Throughout the history
of this site, it has always been my intention to create a ranking system
that did what most people want it to do - show the current strengths of
teams as accurately as possible. It should be noted before I go further
that no ranking system will ever reach 100% accuracy, as this
would mean it was static and teams could never change position. The
whole idea of a ranking system is to create a dynamic list of teams
whose order changes over time based on the results of the matches they
play.
1) - A team's start
rating must be estimated - introducing a great deal of subjectivity
every time a new team enters the ranking.
In recent elo rankings,
for example, Papua New Guinea have been rated higher than Luxembourg.

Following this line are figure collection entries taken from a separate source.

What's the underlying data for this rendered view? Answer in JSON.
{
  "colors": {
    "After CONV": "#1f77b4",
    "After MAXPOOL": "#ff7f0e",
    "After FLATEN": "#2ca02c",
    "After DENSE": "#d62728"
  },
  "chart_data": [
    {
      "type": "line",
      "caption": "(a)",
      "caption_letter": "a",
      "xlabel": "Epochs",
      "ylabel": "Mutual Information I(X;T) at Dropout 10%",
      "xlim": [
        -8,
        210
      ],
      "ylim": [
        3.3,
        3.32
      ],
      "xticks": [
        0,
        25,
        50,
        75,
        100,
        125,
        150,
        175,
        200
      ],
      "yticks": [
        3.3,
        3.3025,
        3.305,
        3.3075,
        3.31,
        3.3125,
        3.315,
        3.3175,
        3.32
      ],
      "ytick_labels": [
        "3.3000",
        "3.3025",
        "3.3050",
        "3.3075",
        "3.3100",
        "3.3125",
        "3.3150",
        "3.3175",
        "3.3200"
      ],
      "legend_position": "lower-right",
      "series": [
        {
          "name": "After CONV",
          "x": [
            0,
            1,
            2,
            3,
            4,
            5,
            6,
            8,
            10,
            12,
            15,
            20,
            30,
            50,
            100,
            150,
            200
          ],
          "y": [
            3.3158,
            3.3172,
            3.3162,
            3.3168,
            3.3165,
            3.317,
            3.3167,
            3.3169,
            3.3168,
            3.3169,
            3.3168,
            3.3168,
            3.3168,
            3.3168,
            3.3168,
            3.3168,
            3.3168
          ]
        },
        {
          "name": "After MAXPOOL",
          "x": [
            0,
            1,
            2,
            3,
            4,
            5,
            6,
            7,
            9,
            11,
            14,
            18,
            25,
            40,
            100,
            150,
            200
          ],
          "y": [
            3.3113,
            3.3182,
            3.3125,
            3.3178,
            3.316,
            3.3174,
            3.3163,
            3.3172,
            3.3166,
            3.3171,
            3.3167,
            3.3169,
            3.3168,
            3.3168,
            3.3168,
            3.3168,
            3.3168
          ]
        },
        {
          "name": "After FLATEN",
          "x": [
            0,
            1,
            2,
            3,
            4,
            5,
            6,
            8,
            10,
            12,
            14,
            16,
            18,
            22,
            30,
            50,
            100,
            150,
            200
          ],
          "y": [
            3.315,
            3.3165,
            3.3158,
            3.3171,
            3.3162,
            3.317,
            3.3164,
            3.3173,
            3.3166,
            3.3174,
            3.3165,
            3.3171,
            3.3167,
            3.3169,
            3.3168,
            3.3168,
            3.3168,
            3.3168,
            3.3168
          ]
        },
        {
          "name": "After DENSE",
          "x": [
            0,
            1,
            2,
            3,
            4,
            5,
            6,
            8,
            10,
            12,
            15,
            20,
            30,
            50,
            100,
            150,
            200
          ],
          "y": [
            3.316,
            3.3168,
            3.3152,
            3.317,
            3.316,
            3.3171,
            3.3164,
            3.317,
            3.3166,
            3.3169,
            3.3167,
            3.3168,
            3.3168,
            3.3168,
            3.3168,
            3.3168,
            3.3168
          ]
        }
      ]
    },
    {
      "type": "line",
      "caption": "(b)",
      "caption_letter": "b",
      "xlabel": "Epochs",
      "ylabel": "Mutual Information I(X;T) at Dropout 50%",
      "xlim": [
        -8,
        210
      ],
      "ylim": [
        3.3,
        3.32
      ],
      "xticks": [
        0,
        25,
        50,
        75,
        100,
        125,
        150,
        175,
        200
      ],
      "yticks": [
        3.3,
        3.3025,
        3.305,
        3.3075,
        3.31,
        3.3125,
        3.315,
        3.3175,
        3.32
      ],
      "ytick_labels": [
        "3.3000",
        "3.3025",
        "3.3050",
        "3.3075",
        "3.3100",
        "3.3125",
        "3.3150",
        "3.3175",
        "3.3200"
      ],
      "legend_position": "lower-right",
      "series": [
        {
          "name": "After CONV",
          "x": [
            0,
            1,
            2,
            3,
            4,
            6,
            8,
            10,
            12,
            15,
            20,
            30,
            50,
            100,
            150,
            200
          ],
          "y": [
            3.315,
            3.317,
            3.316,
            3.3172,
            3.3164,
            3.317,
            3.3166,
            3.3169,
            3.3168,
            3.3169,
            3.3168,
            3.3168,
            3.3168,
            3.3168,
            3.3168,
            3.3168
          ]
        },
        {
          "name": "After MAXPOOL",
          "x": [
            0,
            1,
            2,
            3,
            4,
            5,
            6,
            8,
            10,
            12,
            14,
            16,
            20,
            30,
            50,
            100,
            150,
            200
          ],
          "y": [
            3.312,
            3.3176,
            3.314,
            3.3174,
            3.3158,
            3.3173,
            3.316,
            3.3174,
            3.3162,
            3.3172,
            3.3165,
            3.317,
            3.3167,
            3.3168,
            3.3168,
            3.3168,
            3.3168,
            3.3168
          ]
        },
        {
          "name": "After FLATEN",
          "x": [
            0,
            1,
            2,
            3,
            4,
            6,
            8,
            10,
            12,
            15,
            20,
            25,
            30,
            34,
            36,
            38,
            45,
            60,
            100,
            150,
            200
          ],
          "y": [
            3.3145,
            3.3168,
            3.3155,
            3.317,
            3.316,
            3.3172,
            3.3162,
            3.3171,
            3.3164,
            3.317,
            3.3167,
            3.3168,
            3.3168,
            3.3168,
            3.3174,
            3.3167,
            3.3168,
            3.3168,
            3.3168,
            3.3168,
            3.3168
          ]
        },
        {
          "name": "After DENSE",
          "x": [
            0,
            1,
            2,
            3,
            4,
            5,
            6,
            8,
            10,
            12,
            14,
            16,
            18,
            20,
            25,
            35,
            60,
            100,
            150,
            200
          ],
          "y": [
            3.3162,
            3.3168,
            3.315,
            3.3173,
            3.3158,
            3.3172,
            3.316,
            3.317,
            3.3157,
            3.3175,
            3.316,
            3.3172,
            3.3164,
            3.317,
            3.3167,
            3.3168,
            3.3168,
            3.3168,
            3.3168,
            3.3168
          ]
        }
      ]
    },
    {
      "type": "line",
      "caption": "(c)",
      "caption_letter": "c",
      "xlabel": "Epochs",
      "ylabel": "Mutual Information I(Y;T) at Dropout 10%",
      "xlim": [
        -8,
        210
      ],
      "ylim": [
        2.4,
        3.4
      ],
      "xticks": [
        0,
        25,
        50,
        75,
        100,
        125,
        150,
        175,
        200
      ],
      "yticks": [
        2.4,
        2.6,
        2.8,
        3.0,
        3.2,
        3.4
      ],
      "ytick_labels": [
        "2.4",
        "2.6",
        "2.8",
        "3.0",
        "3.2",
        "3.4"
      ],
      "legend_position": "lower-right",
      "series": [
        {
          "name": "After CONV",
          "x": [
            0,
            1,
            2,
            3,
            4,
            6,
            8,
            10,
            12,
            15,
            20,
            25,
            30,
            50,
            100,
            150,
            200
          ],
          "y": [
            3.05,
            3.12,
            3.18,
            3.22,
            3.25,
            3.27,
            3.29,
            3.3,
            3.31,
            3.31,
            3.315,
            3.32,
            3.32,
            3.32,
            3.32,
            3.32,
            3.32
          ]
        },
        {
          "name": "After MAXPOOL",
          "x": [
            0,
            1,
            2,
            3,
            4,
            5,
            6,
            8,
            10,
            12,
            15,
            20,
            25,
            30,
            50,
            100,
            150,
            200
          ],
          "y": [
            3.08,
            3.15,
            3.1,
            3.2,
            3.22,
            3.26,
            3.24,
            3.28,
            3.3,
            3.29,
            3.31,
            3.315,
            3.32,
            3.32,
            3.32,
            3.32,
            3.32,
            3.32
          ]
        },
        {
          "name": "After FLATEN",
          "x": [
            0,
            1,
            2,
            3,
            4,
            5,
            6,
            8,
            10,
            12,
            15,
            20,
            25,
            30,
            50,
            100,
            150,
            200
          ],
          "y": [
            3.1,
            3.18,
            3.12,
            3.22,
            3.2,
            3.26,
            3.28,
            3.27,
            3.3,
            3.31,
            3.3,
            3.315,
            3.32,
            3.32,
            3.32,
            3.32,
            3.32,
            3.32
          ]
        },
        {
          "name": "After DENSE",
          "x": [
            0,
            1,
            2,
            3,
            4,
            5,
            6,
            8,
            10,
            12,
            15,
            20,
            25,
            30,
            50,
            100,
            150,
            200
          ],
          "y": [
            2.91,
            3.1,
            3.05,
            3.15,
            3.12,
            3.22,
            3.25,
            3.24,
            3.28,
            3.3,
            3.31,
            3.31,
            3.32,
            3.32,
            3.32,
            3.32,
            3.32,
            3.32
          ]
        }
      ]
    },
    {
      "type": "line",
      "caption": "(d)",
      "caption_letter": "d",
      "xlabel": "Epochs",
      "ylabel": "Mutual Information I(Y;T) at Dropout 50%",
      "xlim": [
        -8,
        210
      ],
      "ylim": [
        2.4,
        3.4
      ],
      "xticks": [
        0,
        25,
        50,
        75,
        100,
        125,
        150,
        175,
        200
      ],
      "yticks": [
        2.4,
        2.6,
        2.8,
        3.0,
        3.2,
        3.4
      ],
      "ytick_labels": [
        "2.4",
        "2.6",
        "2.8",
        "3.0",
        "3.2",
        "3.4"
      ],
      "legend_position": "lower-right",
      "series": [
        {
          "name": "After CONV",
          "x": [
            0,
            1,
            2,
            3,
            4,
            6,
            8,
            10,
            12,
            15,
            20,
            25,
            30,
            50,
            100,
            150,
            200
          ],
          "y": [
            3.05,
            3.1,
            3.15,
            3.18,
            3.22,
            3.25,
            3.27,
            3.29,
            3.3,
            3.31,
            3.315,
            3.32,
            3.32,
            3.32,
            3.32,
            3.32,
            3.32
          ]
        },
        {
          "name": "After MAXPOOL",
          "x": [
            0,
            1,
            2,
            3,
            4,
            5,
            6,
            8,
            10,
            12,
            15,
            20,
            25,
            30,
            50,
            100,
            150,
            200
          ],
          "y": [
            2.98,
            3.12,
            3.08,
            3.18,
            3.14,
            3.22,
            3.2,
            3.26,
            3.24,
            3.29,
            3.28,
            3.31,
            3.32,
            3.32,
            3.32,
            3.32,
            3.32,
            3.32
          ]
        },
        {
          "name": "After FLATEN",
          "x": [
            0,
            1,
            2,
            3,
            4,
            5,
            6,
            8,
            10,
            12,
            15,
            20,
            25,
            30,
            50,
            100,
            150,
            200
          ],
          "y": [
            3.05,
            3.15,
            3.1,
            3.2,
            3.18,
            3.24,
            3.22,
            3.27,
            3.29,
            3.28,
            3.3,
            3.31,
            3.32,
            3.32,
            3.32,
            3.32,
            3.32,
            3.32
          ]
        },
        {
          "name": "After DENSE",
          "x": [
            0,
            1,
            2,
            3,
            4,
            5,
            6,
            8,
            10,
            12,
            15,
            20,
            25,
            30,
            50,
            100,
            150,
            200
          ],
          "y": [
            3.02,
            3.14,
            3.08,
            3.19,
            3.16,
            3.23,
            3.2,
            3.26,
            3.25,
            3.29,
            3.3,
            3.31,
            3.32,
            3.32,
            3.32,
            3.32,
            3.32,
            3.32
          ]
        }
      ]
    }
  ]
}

It is debatable whether Papua New Guinea could hold
France or Germany to
a 3-0 or 4-0 defeat. And it is also debatable whether Luxembourg would
lose 9-0 or 10-0 against Australia. I would certainly think Luxembourg
belonged above Papua New Guinea on current strength, but the cumulative
effect of not awarding teams for 'good' defeats and awarding teams for
poor wins against lowly opposition means that teams like Luxembourg will
always be held ransom by the confederation to which they belong. If
Luxembourg played in the OFC, for example, they would have a much higher
elo rating. This kind of situation led me to seek another way to rank
the teams. |
Without discarding
the elo system altogether (it has its merits), I now use a modified
version of it on the site. The main differences between The Roon Ba
elo formula and the standard elo formula are that matches are
divided into only 2 types - competitive (for regional, continental
and world tournaments) and non-competitive (for friendly matches and
friendly tournaments). A competitive match has twice the weight of
a non-competitive match. Also, the formula has been altered
slightly to allow teams to gain points for losing 'well' and to lose
points for winning 'badly'. This ensures that the ratings change
reflects what is actually the case as shown by the result of the
match - the teams are getting closer together. The third
difference, and perhaps the part that was most difficult to
implement - is the automatic assigning of a start rating for each
team. Only one team is given a start rating (which can be any number - I have generally chosen it to be around 2500 points so as to avoid negative points totals at the bottom of the ranking). From this one team's start rating - all other start ratings can be calculated. Let's use a simple example - say Team A is given a start rating of 2500 points, and in their first match, they draw 1-1 with Team B at a neutral venue. Team B's start rating will thus be 2500, and this rating will be used in the calculation for their next match. If Team B had lost 1-0 to Team A, they would have a lower start rating (let's say 2400). In this way, there is hardly any subjective input at all. The elo system is applied to the entire database of results (from 1872 onwards) and is repeated in 101 iterations to increase the accuracy. One further modification to the assignment of start elo ratings is that the start rating is dynamic until that team has played 10 matches. That is to say, it is not fixed. The elo formula for that team does not start until after its 10th game. Until then, the team is given numerous start ratings, and these start ratings are added together and divided by the number of games that team has played. This allows a team to settle into a more realistic position before their rating is fixed.
|